Key Achievements for the first half of FY20-
- Global gross sales were increased by 17%, driven by development within the pharmaceutical as well as in medical segments.
- In market sales of Penthrox® in the United Kingdom grew 42%;
- Penthrox® sale in Australia increased by 18% and in Europe up by 35%;
- New five-year agreement for continuous flow technology with CSIRO;
- The company received research and development tax incentive concession of nearly $431,000.
Stock information-
On 25 February 2020, the MVP stock last traded at $9.500 down by 1.656% compared to its last close. With almost 65.61 million shares outstanding, the company’s market capitalisation stood at nearly $633.77 million.
An Australian health care sector player Alcidion Limited (ASX:ALC) is working to change the health care industry with smart, intuitive technology solutions to meet the requirements of allied healthcare and hospital across the globe. The company provides several software products which offer a unique contribution to the health care market at the global level.
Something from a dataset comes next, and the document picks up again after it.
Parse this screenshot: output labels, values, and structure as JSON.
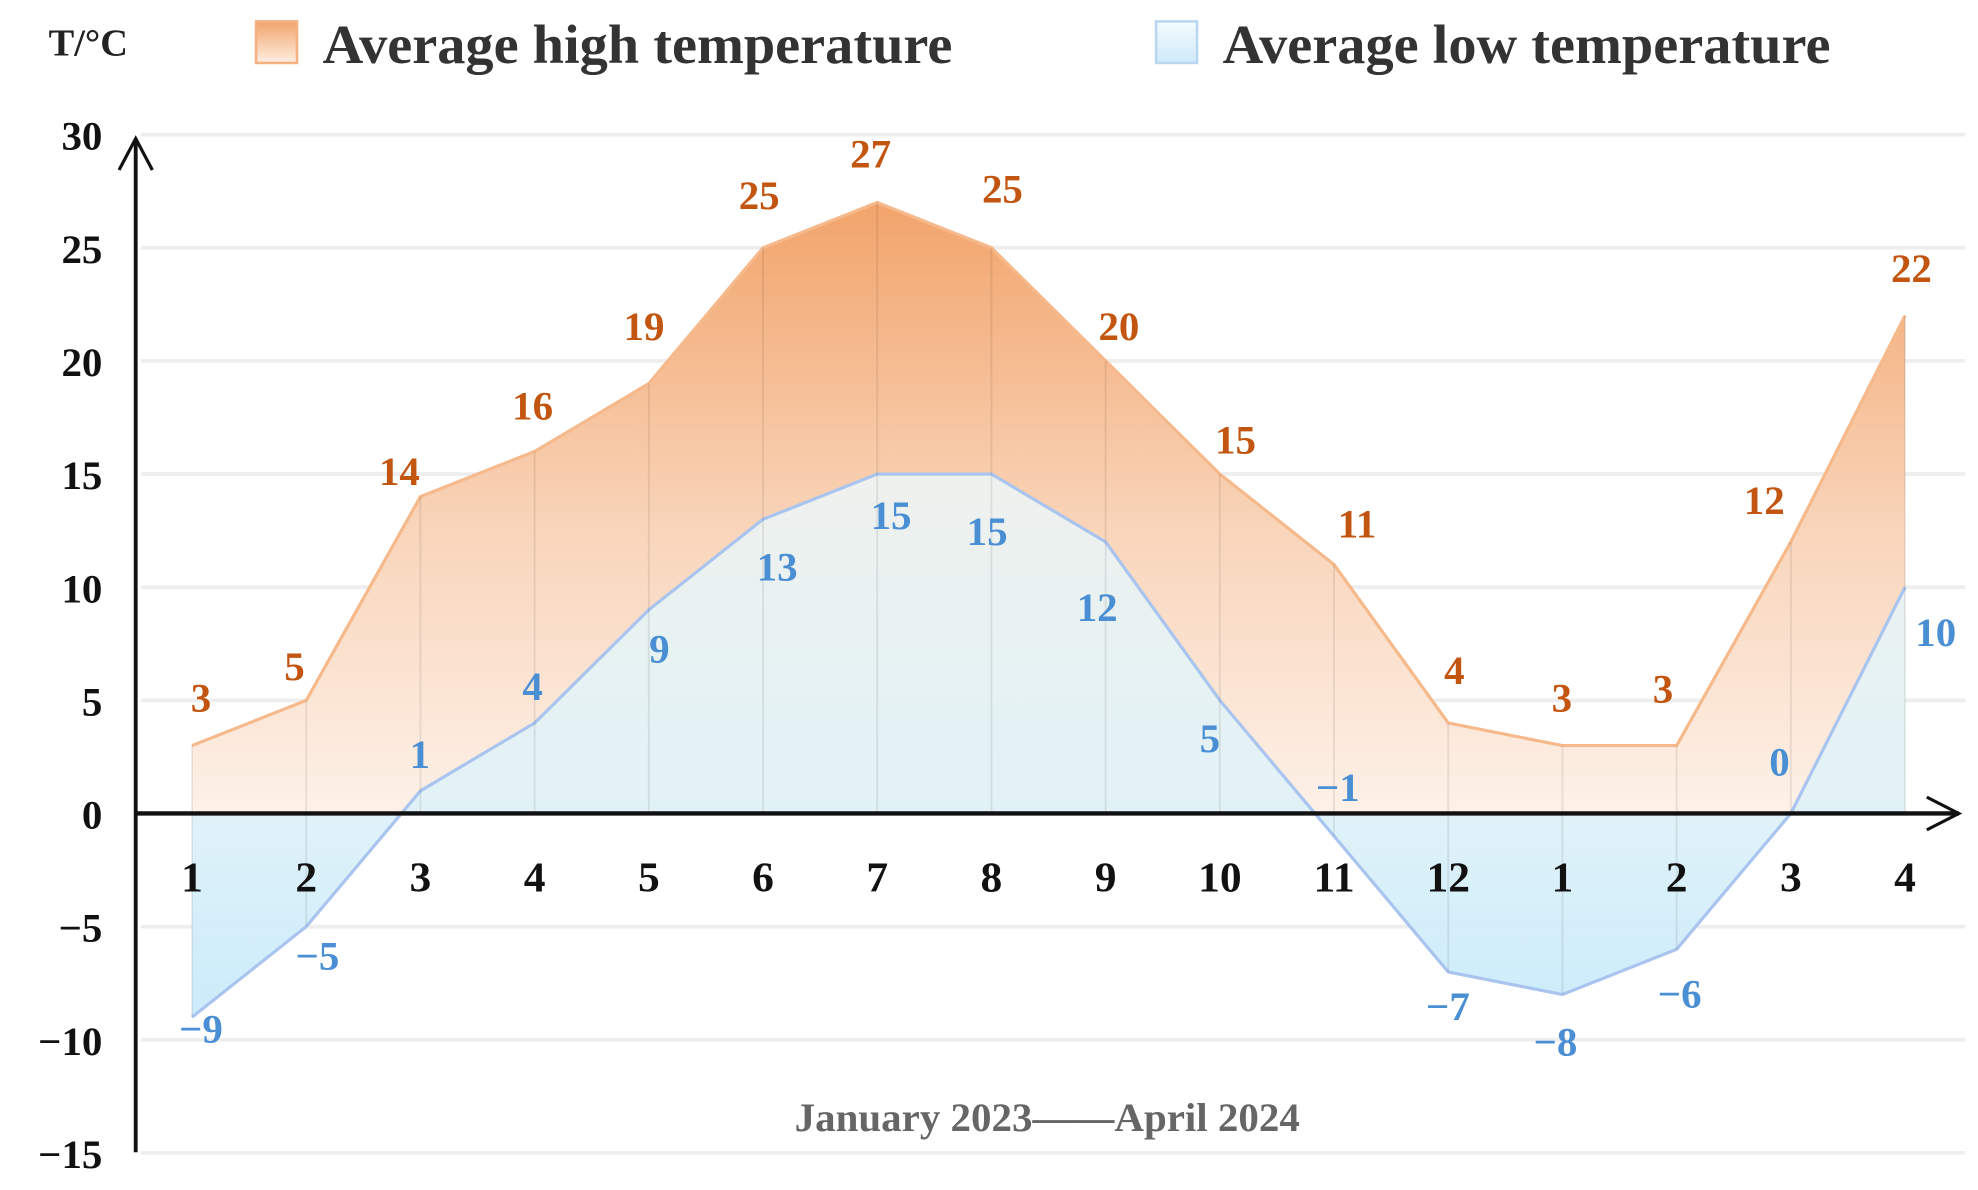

H1 FY2020 Results, ended 31 December 2019
For the first half of FY2020, the company reported revenue of nearly $8.2 million, up by 12.3% as compared to the previous corresponding period:
- In the areas of product development, marketing as well as sales investment for growth, is underway for capitalisation on rapidly increasing digital healthcare opportunity in ANZ and the UK;
- After the successful innovation Proof of Concept at Murrumbidgee Local Health District, Miya MEMRe was launched.
- Revenue of nearly $15.4 million is already set to be acknowledged in the fiscal year 2020, versus FY2019’s complete year revenue standing at $16.9 million along with total sold revenue of approximately $37.2 million out to the fiscal year 2025.
- The cash reserve of the company was approximately $17.2 million and has strengthened balance sheet from nearly $16.2 million placement.
Stock information-
On 25 February 2020, the ALC stock last traded at $0.18, down by 5.263% compared to its last close. With almost 990.69 million shares outstanding, the company’s market capitalisation stood at nearly $188.23 million.